他停下动作,抬头看她:“就像当年你对我说的那句话??‘你可以不伟大,也可以被爱。’我到现在还记得。”
苏芷怔住。
那是她在古城废墟中,奄奄一息时对他说的话。那时他跪在她身边,满身是血,眼神空洞,嘴里反复念着:“我该杀了他……我该封印一切……为什么我还活着?”

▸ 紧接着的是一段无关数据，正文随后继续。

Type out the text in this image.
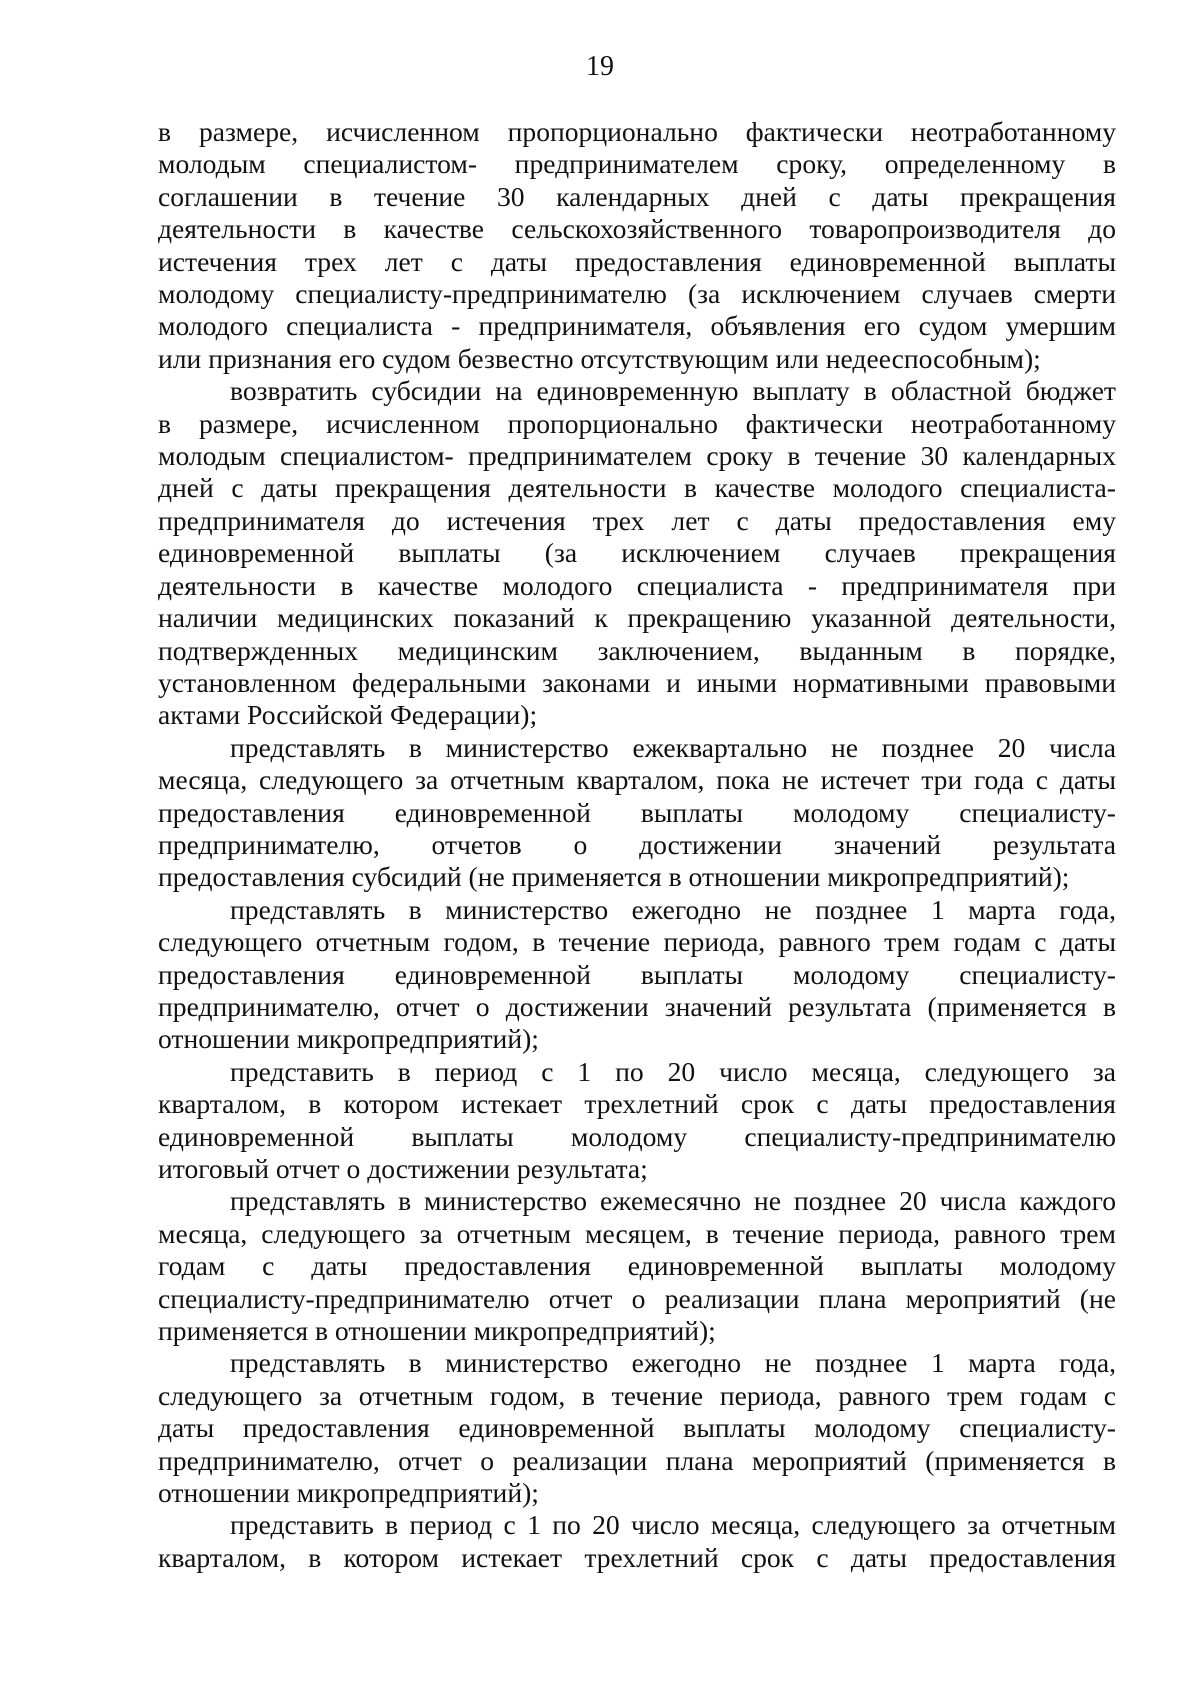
19
в размере, исчисленном пропорционально фактически неотработанному
молодым специалистом- предпринимателем сроку, определенному в
соглашении в течение 30 календарных дней с даты прекращения
деятельности в качестве сельскохозяйственного товаропроизводителя до
истечения трех лет с даты предоставления единовременной выплаты
молодому специалисту-предпринимателю (за исключением случаев смерти
молодого специалиста - предпринимателя, объявления его судом умершим
или признания его судом безвестно отсутствующим или недееспособным);
возвратить субсидии на единовременную выплату в областной бюджет
в размере, исчисленном пропорционально фактически неотработанному
молодым специалистом- предпринимателем сроку в течение 30 календарных
дней с даты прекращения деятельности в качестве молодого специалиста-
предпринимателя до истечения трех лет с даты предоставления ему
единовременной выплаты (за исключением случаев прекращения
деятельности в качестве молодого специалиста - предпринимателя при
наличии медицинских показаний к прекращению указанной деятельности,
подтвержденных медицинским заключением, выданным в порядке,
установленном федеральными законами и иными нормативными правовыми
актами Российской Федерации);
представлять в министерство ежеквартально не позднее 20 числа
месяца, следующего за отчетным кварталом, пока не истечет три года с даты
предоставления единовременной выплаты молодому специалисту-
предпринимателю, отчетов о достижении значений результата
предоставления субсидий (не применяется в отношении микропредприятий);
представлять в министерство ежегодно не позднее 1 марта года,
следующего отчетным годом, в течение периода, равного трем годам с даты
предоставления единовременной выплаты молодому специалисту-
предпринимателю, отчет о достижении значений результата (применяется в
отношении микропредприятий);
представить в период с 1 по 20 число месяца, следующего за
кварталом, в котором истекает трехлетний срок с даты предоставления
единовременной выплаты молодому специалисту-предпринимателю
итоговый отчет о достижении результата;
представлять в министерство ежемесячно не позднее 20 числа каждого
месяца, следующего за отчетным месяцем, в течение периода, равного трем
годам с даты предоставления единовременной выплаты молодому
специалисту-предпринимателю отчет о реализации плана мероприятий (не
применяется в отношении микропредприятий);
представлять в министерство ежегодно не позднее 1 марта года,
следующего за отчетным годом, в течение периода, равного трем годам с
даты предоставления единовременной выплаты молодому специалисту-
предпринимателю, отчет о реализации плана мероприятий (применяется в
отношении микропредприятий);
представить в период с 1 по 20 число месяца, следующего за отчетным
кварталом, в котором истекает трехлетний срок с даты предоставления
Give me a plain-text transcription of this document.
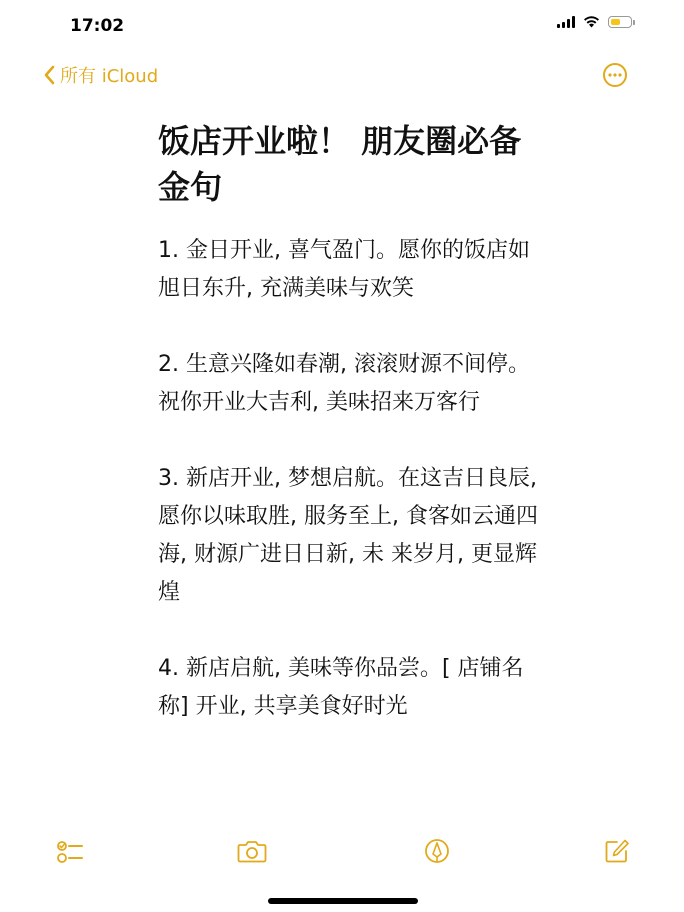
17:02
所有 iCloud
饭店开业啦！ 朋友圈必备金句
1. 金日开业, 喜气盈门。愿你的饭店如旭日东升, 充满美味与欢笑
2. 生意兴隆如春潮, 滚滚财源不间停。祝你开业大吉利, 美味招来万客行
3. 新店开业, 梦想启航。在这吉日良辰, 愿你以味取胜, 服务至上, 食客如云通四海, 财源广进日日新, 未 来岁月, 更显辉煌
4. 新店启航, 美味等你品尝。[ 店铺名称] 开业, 共享美食好时光
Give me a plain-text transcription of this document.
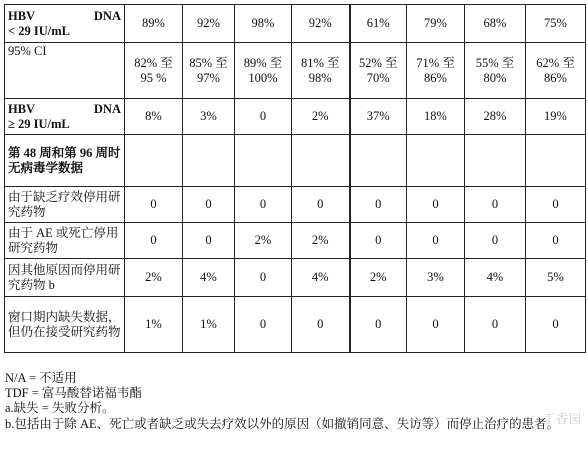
HBV DNA
< 29 IU/mL	89%	92%	98%	92%	61%	79%	68%	75%
95% CI	82% 至 95 %	85% 至 97%	89% 至 100%	81% 至 98%	52% 至 70%	71% 至 86%	55% 至 80%	62% 至 86%

HBV DNA
≥ 29 IU/mL	8%	3%	0	2%	37%	18%	28%	19%
第 48 周和第 96 周时无病毒学数据								
由于缺乏疗效停用研究药物	0	0	0	0	0	0	0	0
由于 AE 或死亡停用研究药物	0	0	2%	2%	0	0	0	0
因其他原因而停用研究药物 b	2%	4%	0	4%	2%	3%	4%	5%
窗口期内缺失数据，但仍在接受研究药物	1%	1%	0	0	0	0	0	0
N/A = 不适用
TDF = 富马酸替诺福韦酯
a.缺失 = 失败分析。
b.包括由于除 AE、死亡或者缺乏或失去疗效以外的原因（如撤销同意、失访等）而停止治疗的患者。
丁香园
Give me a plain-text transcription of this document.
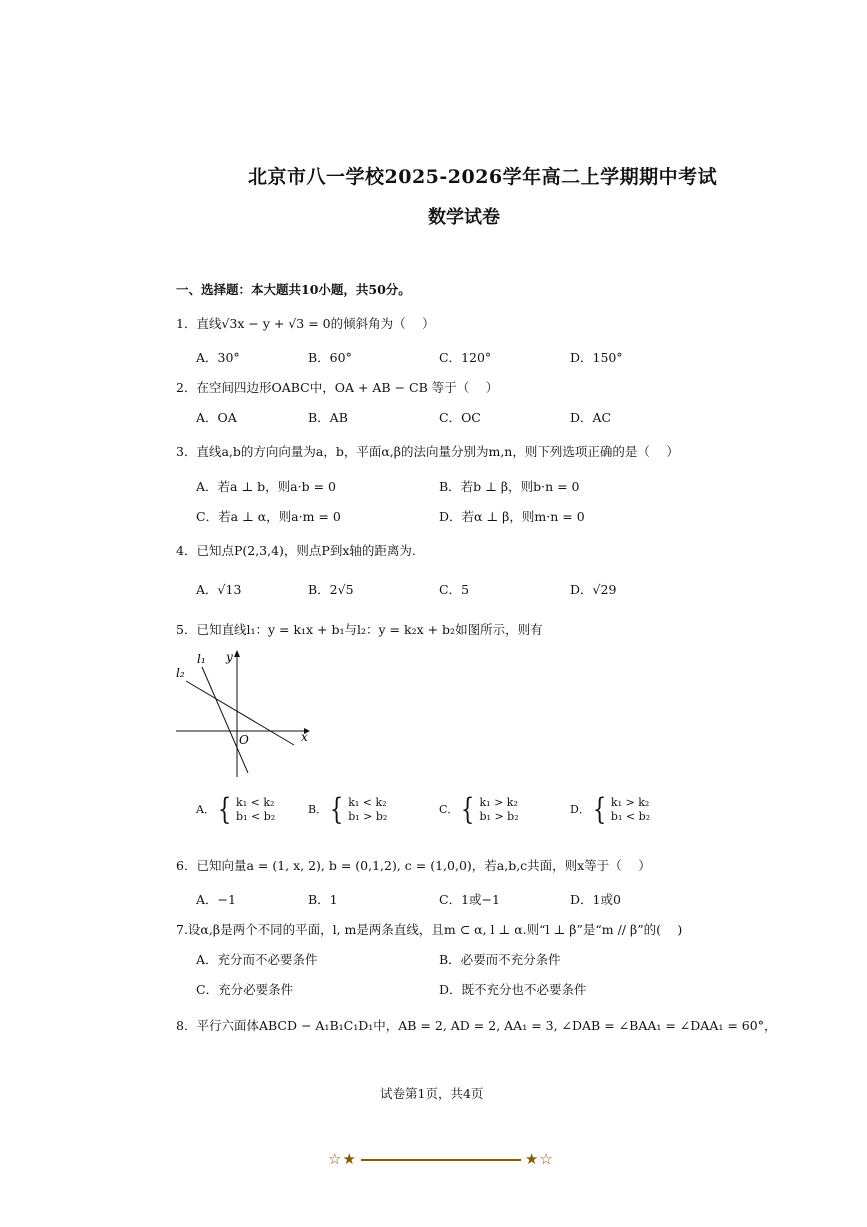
北京市八一学校2025-2026学年高二上学期期中考试
数学试卷
一、选择题：本大题共10小题，共50分。
1．直线√3x − y + √3 = 0的倾斜角为（　 ）
A．30°	B．60°	C．120°	D．150°
2．在空间四边形OABC中，OA + AB − CB 等于（　 ）
A．OA	B．AB	C．OC	D．AC
3．直线a,b的方向向量为a，b，平面α,β的法向量分别为m,n，则下列选项正确的是（　 ）
A．若a ⊥ b，则a·b = 0	B．若b ⊥ β，则b·n = 0
C．若a ⊥ α，则a·m = 0	D．若α ⊥ β，则m·n = 0
4．已知点P(2,3,4)，则点P到x轴的距离为.
A．√13	B．2√5	C．5	D．√29
5．已知直线l₁：y = k₁x + b₁与l₂：y = k₂x + b₂如图所示，则有
l₁
l₂
y
x
O
A． { k₁ < k₂
b₁ < b₂
B． { k₁ < k₂
b₁ > b₂
C． { k₁ > k₂
b₁ > b₂
D． { k₁ > k₂
b₁ < b₂
6．已知向量a = (1, x, 2), b = (0,1,2), c = (1,0,0)，若a,b,c共面，则x等于（　 ）
A．−1	B．1	C．1或−1	D．1或0
7.设α,β是两个不同的平面，l, m是两条直线，且m ⊂ α, l ⊥ α.则“l ⊥ β”是“m // β”的(　 )
A．充分而不必要条件	B．必要而不充分条件
C．充分必要条件	D．既不充分也不必要条件
8．平行六面体ABCD − A₁B₁C₁D₁中，AB = 2, AD = 2, AA₁ = 3, ∠DAB = ∠BAA₁ = ∠DAA₁ = 60°，
试卷第1页，共4页
☆★	★☆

她用尽最后力气握住他的手,说:“你活着,就够了。你不必成为英雄,你只需要……被我需要。”
那一刻,他哭了。
如今他已不再问“值不值得”,也不再执迷“谁该为谁死”。他只是默默地走在她身旁,像个普通郎中,背着药箱,说着笑话,偶尔为她挡风遮雨。
又是一年春。
他们来到西南群山之中,听说这里有座“忘忧谷”,传说中失落的灵族后裔隐居于此。谷中老人说,千年前,第一代灵师并非死于封印之战,而是集体选择散功归尘,只留下一句话:
**“力量终会腐化,唯有平凡之心,可守人间长久。”**
苏芷听罢,久久不语。
她在谷口种下一株樱树苗,用红绳系上一枚铜铃。
“等它开花那天,”她说,“我就回来。”
高逸鹏问:“你还想回来?”
“想。”她笑,“这里的人还没听过我的讲古呢。”
他点头,从怀中取出一件东西??是那面曾照见万千执念的“归墟之眼”残镜。
他将它埋在树下,轻声道:“让它也听听春风吧。”
***
三年后,南国小镇。
清心庐早已扩建为一座院落,名为“安生堂”。
前厅接诊病人,后园开设学堂,教授医术、农事、心理疏导之法。每逢初一十五,仍有讲古会,主题各异:
**“懦夫如何活到最后”**
**“贪生怕死的人救了整条街”**
**“我逃跑了,但我不是坏人”**
孩子们在这里学会的第一课,不是背诵经文,而是大声说出:“我害怕,但我会试试。”
而在千里之外,一座新城拔地而起,名叫“启明”。
城中心没有祠堂,没有纪念碑,只有一面巨大的“心愿墙”,上面贴满了纸条:
**“我想陪儿子长大。”**
**“我不想再做梦里有人拉我跳井。”**
**“我犯过错,但我还想好好活。”**
城墙刻铭:
> **此城无英雄,唯有众生同行。**
> **此世不求完美,但求人人可言??**
> **“我还想活着。”**
某日清晨,一位白发老妇拄杖而来,手中捧着一串干枯的野花手链。她将它放在墙下,低声说:“阿娘,我回来了。我没成仙姑,也没被供奉,但我活到了八十岁,儿孙满堂,每日喝粥晒太阳……你说的对,**平凡地活着,就是最好的回报。**”
风起,花瓣纷飞。
而在北方边境,最后一座“献愿祠”被推倒。
原址建起一所医馆,匾额题字遒劲有力??是高逸鹏的手笔:
**“治身,亦治心;救人,先救念。”**
当日,他与苏芷并肩立于门前,望着朝阳升起。
她忽然说:“你说,将来会不会有一天,再没人需要我们了?”
他侧头看她,眼角已有皱纹,鬓边微霜,可眼神依旧清澈如初。
“会的。”他说,“那一天到来时,我们就回家。”
“回家?”她笑,“哪一个是家?”
“有你的地方。”他握住她的手,“就是家。”
春风拂过大地,吹散最后一缕寒霜。
远方,一个新的村庄响起钟声??不是祭典的鼓乐,而是晨课的铃音。
孩子们齐声朗读:
**“我不愿谁为我死,**
**只愿你们都好好活着。”**
声音清脆,穿透云层,仿佛回应着千年前那位无名仙姑的低语。
而在天地之间,那盏不灭的灯,依然亮着。
风过处,檐铃轻响,
仿佛在说:
我还在。
我活着。
这一世,我自己选的。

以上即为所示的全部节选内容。